Etwa 80 Prozent aller die Energieeffizienz eines Gebäudes prägenden Entscheidungen treffen Architekten in den ersten 20 Prozent ihrer planerischen Tätigkeit. Wurde in den Architekten-Leistungsphasen I bis III (Grundlagenermittlung bis Entwurfsplanung) bisher hauptsächlich die Form, Funktion und städtebauliche Einbindung von Gebäuden berücksichtigt, spielen angesichts steigender Energiepreise und der daraus resultierenden Diskussion um Energieeffizienz und Ressourcenschonung zunehmend auch energetische Aspekte eine entwurfsbestimmende Rolle.

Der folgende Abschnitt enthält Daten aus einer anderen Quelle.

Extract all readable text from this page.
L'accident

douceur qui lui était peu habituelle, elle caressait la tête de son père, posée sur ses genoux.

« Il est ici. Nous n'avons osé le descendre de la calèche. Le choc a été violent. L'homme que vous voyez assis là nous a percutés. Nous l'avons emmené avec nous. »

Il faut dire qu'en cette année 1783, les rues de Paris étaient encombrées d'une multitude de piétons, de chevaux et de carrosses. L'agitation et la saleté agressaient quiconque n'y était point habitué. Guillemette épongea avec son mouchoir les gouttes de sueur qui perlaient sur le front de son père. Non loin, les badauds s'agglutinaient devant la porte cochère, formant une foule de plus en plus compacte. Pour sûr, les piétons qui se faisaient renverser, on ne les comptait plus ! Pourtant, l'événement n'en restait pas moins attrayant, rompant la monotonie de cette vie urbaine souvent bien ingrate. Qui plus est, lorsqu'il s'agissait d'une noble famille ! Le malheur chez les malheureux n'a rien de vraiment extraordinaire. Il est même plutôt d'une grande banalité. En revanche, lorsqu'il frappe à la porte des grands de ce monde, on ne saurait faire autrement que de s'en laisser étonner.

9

Bereits bei der Wahl des Bauplatzes, der Gebäudeausrichtung und der Gebäudeform werden entscheidende Weichen gestellt. Zu den weiteren Faktoren zählen eine günstige Gebäudezonierung und Raumanordnung, eine sinnvolle Fensterausrichtung und -größe, die Vermeidung konstruktiver Wärmebrücken oder die Wahl energiesparender Dämm- und Heizsysteme. Diese und weitere Faktoren und Zusammenhänge sind zwar schon lange bekannt und flossen und fließen auch mehr oder weniger intensiv in die Planung ein – man denke etwa an die Architektur alter Bergbauernhäuser. Welche quantitativen Auswirkungen auf die Energiebilanz eine kompaktere Gebäudeform, eine bessere Wärmedämmung oder moderne Heizsysteme haben, ließ sich bisher jedoch nur mit viel Zeit- und Rechenaufwand ermitteln. Neue Softwarewerkzeuge ermöglichen eine in den Entwurfsprozess integrierte „Echtzeit-Analyse“ der Energiedaten eines Bauvorhabens und eine quantitativ nachvollziehbare energetische Optimierung von Gebäudeentwürfen.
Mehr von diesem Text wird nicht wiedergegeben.